When NASA's unmanned Lunar Reconnaissance Orbiter heads to the moon in 2008, it will have a new companion.
This week the agency announced that another spacecraft will piggyback on the orbiter's rocket. The probe is designed to look for ice thought to lie just beneath the surface inside craters at the moon's north and south poles. An accessible water source would be highly prized at any future lunar outpost that NASA or any other space agency may plan. Among other uses, water can be broken down into hydrogen and oxygen and used as "home-grown" rocket fuel.
In 1999, NASA's Lunar Prospector mission found evidence that led scientists to believe that significant amounts of ice were at the poles. But when the craft plowed into the surface at the end of its mission, no ice was detected.
In the new mission, the rocket's final stage aims to strike a crater at the moon's south pole, where water is thought to hide. The hitchhiking craft will then swing through the plume of debris to hunt for water.
Next, the probe itself will be used as a second impactor. On Earth, astronomers will aim their telescopes at the plumes to look for signs of water.

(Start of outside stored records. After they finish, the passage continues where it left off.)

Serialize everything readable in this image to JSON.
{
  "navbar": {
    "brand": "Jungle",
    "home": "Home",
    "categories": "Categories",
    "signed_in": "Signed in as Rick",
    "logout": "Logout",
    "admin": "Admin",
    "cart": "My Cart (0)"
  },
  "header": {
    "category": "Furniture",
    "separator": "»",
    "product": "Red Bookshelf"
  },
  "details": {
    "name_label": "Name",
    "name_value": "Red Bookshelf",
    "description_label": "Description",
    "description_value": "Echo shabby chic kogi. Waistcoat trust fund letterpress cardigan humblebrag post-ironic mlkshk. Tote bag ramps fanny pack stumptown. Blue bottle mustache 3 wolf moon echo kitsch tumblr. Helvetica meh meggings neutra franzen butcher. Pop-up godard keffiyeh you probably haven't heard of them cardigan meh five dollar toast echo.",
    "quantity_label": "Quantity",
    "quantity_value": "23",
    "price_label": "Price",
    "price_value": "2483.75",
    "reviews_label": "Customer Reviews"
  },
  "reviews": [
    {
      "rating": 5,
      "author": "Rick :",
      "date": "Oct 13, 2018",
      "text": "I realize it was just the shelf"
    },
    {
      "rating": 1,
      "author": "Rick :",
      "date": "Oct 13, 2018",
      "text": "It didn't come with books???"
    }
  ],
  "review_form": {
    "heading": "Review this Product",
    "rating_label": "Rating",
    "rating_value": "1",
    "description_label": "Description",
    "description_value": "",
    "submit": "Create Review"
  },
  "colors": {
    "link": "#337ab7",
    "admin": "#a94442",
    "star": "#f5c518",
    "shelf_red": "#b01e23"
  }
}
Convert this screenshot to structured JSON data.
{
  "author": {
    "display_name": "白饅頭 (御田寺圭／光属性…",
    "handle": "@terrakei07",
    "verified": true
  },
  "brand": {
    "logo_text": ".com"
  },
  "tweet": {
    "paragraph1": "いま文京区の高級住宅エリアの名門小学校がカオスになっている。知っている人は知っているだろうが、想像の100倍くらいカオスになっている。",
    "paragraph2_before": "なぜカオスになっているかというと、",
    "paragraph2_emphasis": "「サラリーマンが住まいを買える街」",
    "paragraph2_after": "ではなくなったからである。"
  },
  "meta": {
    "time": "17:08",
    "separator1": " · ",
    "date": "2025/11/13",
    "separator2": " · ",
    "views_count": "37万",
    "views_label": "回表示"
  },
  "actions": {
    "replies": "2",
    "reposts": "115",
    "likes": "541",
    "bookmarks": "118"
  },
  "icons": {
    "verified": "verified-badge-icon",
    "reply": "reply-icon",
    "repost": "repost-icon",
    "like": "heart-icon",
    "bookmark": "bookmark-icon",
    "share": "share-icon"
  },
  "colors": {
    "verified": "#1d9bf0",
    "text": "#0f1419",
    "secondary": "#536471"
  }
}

One inhabitant of Jurassic Park that should have gotten some screen time: the humble ant.
While scientists have described 11,800 species of modern ants, the insects' evolutionary history is poorly known. New research suggests that the species of ants that plague today's picnics sprang from a common ancestor between 140 million and 168 million years ago - far earlier than previous estimates. But their diversity exploded 60 to 100 million years ago, according to a team led by Corrie Morea, with Harvard University's Museum of Comparative Zoology. The team suggests that ants were evolutionary underachievers until flowering plants and trees underwent an explosive expansion some 100 million years ago. The leaf litter gave ants more places to live. Plant nectars, as well as the rise of plant-eating insects, boosted their food supply.
The team traced the ant family tree by analyzing the DNA from 149 specimens from 19 of the 20 known living ant subfamilies. They also used 43 ant fossils to check the times when the subfamilies split from their ancestors. The results appear in the current issue of Science magazine.